When taken out of context, some of the commentary made in the briefing documents about the sNDA and cardiovascular risk can be misleading. Amarin is conducting a study known as REDUCE-IT to establish a statistically significant improvement in cardiovascular risk for patients on both Vascepa and statin therapy versus statin therapy alone.  The commentator suggests that the 12-week ANCHOR trial was not sufficient to fully establish a much sought-after correlation between secondary lipid targets (HDL-C, TG, etc.) and LDL cholesterol (“bad cholesterol”), which is a more direct biomarker that has a proven correlation to cardiovascular risk. While the benefit hasn’t been fully established, the ANCHOR trial does provide limited efficacy data to support Vascepa.

It’s also worth noting that ANCHOR was performed under special protocol assessment (SPA), which established a primary endpoint based on serum triglyceride levels and a non-inferiority test for LDL cholesterol between Vascepa and the placebo arm. This also allowed Amarin to claim that Vascepa does not increase LDL cholesterol like Lovaza, which has helped Vascepa take market share from Lovaza this year.

Also, the ANCHOR indication will not allow Vascepa to be prescribed for use in patients that do not fulfill the >200 mg/dL to 500 mg/dL triglyceride parameter. Since there is a well-established benefit in this patient population, which does not have an omega-3 prescription option, we believe that Vascepa is more likely to receive a positive vote than a negative vote based on risk/reward analysis. While Vascepa’s cholesterol data isn’t perfect, REDUCE-IT has now enrolled 6,000 patients and will provide the full data in 2016. Vascepa is also risk-free, and has been on the market for nine months.

The market seems quite evenly divided, and most are expecting a mixed vote that could make prediction of the final FDA decision difficult.

The following is a final breakdown between the pros, cons, and points to consider ahead of the ANCHOR advisory committee meeting:


-Drug has been on the market for 9 months, proven efficacy and safety in the real world from MARINE

-Enormous unmet need in this patient population after statin therapy, even for just TG reduction

-Apparently reduces LDL-C, does not increase it like Lovaza

-The FDA is clearly not concerned about the risk profile of Vascepa. The only serious adverse event was a fatal myocardial infarction in the placebo arm. There were no notable increases in any unfavorable biomarkers in Vascepa patients.

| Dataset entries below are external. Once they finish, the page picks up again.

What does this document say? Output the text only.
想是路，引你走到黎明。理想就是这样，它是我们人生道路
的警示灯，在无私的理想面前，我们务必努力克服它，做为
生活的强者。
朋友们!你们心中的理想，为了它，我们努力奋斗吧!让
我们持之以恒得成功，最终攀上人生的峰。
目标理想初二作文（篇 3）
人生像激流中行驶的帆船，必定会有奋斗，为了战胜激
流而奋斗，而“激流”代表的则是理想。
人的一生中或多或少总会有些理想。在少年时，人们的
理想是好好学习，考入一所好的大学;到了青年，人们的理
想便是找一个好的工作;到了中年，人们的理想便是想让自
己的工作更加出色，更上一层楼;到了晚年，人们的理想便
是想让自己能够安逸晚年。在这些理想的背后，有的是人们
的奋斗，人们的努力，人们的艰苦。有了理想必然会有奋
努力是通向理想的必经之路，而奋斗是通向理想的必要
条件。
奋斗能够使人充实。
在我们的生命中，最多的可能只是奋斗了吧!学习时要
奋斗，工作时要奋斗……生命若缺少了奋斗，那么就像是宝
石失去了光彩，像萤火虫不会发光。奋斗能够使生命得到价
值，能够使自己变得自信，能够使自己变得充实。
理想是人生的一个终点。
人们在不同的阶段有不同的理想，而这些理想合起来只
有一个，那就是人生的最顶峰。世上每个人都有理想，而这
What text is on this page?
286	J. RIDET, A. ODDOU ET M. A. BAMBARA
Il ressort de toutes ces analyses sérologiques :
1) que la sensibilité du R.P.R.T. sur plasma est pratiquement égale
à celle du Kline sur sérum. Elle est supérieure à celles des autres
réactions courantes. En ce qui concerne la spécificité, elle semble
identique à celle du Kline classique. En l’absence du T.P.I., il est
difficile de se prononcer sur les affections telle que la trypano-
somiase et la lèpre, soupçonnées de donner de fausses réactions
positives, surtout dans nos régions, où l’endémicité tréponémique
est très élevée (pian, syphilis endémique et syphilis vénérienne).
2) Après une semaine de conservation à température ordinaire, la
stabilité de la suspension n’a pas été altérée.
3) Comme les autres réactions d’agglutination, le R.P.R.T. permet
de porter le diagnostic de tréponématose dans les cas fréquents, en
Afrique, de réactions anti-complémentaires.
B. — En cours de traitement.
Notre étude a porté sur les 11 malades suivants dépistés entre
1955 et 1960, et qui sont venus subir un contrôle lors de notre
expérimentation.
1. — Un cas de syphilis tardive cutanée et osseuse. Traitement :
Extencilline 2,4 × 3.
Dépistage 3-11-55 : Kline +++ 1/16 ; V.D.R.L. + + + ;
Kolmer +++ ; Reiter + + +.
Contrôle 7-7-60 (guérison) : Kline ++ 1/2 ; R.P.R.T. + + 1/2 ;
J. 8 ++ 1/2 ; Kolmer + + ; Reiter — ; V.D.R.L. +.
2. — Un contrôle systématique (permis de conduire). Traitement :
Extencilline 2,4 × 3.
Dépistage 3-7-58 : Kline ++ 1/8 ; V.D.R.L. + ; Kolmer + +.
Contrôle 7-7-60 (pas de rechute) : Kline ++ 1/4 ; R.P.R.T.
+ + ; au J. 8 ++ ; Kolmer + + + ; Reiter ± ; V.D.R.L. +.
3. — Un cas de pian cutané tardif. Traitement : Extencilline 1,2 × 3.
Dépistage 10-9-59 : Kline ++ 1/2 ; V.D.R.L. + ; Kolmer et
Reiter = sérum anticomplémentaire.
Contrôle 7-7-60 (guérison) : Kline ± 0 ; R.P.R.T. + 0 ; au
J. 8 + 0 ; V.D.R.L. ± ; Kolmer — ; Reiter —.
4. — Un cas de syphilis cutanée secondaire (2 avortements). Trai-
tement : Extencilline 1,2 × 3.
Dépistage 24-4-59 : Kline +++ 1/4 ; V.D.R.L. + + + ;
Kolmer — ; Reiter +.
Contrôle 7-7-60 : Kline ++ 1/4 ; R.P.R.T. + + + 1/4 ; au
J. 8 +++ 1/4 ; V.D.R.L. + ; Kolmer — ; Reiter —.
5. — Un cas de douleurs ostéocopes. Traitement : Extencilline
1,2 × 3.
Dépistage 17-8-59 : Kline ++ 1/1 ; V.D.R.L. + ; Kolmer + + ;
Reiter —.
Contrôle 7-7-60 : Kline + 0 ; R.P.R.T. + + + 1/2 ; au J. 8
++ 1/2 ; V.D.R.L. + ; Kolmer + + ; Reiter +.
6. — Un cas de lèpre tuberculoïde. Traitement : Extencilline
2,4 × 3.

-REDUCE-IT has 6,000 patients

-ANCHOR performed under SPA


-ANCHOR was a 12-week study, and was not long enough to establish Vascepa as a treatment for cardiovascular risk

-Increases in lipid parameters in the ANCHOR placebo remain enigmatic

-The market had a clear negative reaction to the briefing documents, suggesting more confidence in a negative vote than before

Note that the meeting is scheduled for Wednesday, October 16th between 8:00 AM to 5:00 PM. It is likely that trading in AMRN will be halted by NASDAQ when the vote becomes public. Expect a continuation of the stocks’ volatility.